The joinery works were undertaken by Khansaheb Joinery & Interior.


Polynesian themes

Traditional Polynesian motifs punctuate all areas of the resort. Intricate details of the Koru, gecko, tiki, turtle, butterfly, and Tiare flower can be spotted on doors, walls, and floors – all of which symbolise peace, freedom, energy, connection, life, and new beginnings. The massive doors at the main entrance to the hotel features a symbol of a tiki – which is believed to offer protection from evil spirits. According to Liaghat, the wooden ceiling of the entranceway is similar to that of the lobby, offering guests an invitation to explore.

The “living wall” ... a sensory discovery.

The “living wall” ... a sensory discovery.

The ceiling of the lobby is designed as a cabana and features extensive use of American ash. In addition, simple and pure water features and vertical walls of floral plants surround the two sides of the lobby, immersing one in a lush green and vibrant environment found in traditional Polynesian villages. To emphasise the experience, lights bounce off the dynamic wood on the ceiling and combine with the green wall to give a spiritual meaning to this space.

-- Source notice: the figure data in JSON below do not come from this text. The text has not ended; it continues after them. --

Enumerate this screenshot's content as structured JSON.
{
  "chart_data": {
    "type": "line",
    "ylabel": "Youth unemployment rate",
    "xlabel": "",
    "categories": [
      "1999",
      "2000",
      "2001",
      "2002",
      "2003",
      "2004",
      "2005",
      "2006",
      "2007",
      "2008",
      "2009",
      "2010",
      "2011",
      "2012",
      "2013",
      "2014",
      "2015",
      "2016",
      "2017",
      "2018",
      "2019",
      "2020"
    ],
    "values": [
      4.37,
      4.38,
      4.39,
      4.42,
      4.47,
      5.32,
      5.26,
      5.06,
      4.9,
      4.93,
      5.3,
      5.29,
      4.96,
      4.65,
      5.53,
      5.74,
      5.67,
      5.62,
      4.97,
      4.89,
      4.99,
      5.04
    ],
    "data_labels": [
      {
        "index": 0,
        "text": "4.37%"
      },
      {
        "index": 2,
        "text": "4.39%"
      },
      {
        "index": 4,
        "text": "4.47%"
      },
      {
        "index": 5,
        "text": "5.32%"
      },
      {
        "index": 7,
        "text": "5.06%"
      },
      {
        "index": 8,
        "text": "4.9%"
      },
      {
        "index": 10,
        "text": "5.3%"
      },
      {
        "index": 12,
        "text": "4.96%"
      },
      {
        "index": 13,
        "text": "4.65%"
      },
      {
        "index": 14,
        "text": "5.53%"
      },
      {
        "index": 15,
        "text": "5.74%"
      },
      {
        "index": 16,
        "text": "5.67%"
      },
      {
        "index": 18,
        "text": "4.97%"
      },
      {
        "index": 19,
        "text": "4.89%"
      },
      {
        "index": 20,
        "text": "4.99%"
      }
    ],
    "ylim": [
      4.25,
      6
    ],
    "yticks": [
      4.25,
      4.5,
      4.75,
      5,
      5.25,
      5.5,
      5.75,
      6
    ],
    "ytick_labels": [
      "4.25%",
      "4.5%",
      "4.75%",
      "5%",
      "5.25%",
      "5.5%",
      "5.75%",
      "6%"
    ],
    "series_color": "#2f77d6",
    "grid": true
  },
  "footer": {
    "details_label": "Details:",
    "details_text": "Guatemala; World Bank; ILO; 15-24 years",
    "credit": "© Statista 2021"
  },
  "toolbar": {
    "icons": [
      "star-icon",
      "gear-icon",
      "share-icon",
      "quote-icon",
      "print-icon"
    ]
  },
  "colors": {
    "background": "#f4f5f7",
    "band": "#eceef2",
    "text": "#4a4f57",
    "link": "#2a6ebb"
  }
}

Further, natural materials like water, stone, and wood, and the contrast of captured dark and light shadows and shades symbolise a journey through villages and passages to new experiences.

Liaghat continues: “The reed ceiling and a path draw you towards a ‘Wall of History’ that has been designed to recall aspects of a traditional Polynesian village and their infusion within a modern setting. The wall visually explains the meaning behind the symbols used within the design, and as you walk through the rest of the resort, you begin to feel the connection to the tradition and culture. In addition, vertical plantings and the sharp contrast of light and dark escaping from the edges through the retail corridor create a soft and pleasant connection. The awning-like ceiling is designed to resemble a walk through alleys between villages.”

Other noteworthy elements in the hotel include the checkout counter with its sculpted American ash wood trunks. The lift lobby, which acts as a transition between the different Polynesian islands, combines wood and reeds and indirect light to bring back memories of walking through nature.

In addition, the impressive ballroom celebrates life and its richness through the use of American ash in its ceiling, which has been designed to represent the bottom of a canoe, which is integral to Polynesian culture.


Natural living

Subtle design, natural raw materials and attention to detail combine perfectly in each room and residence at the Sofitel The Palm Dubai, which have been designed to provide a relaxed environment that focus on the beauty and simplicity of nature. For this reason, furniture and fixtures have been carved out of natural dark woods, predominantly stained American ash, raw stone and pale onyx.

The lobby ... extensive use of American wood.

The lobby ... extensive use of American wood.

Inside, exotic-looking stained American ash, vibrant, rich colours, and understated luxury features in every room. Each bathroom has been created with the open-air in mind, with natural stone underfoot and rain-shower fittings overhead. Centralised stone baths overlook the airy living spaces while touches of blue and purple textiles complete the understated luxury.

Explaining the decision to use American ash, Liaghat says: “Originally we specified reconstituted African walnut in an attempt to stay within the original budget. However, the client was keen on an exotic wood, which at the time did not match well with the design aesthetics of the project. As a result, we selected American walnut and created the initial mock-up rooms. However, the quantity of walnut required for this project meant that it would have taken over five years to source. American ash, with its open grain finish and coarse uniform texture, was the next best alternative that was readily available, in line with the budget, and could satisfy the design requirements of the project. Looking at the resort today, I am proud that it stands as a unique product that is a testimony of the complete design.”

The low-rise haven evokes elegance and serenity with its organic architecture, combining smooth lines, curves, and contours.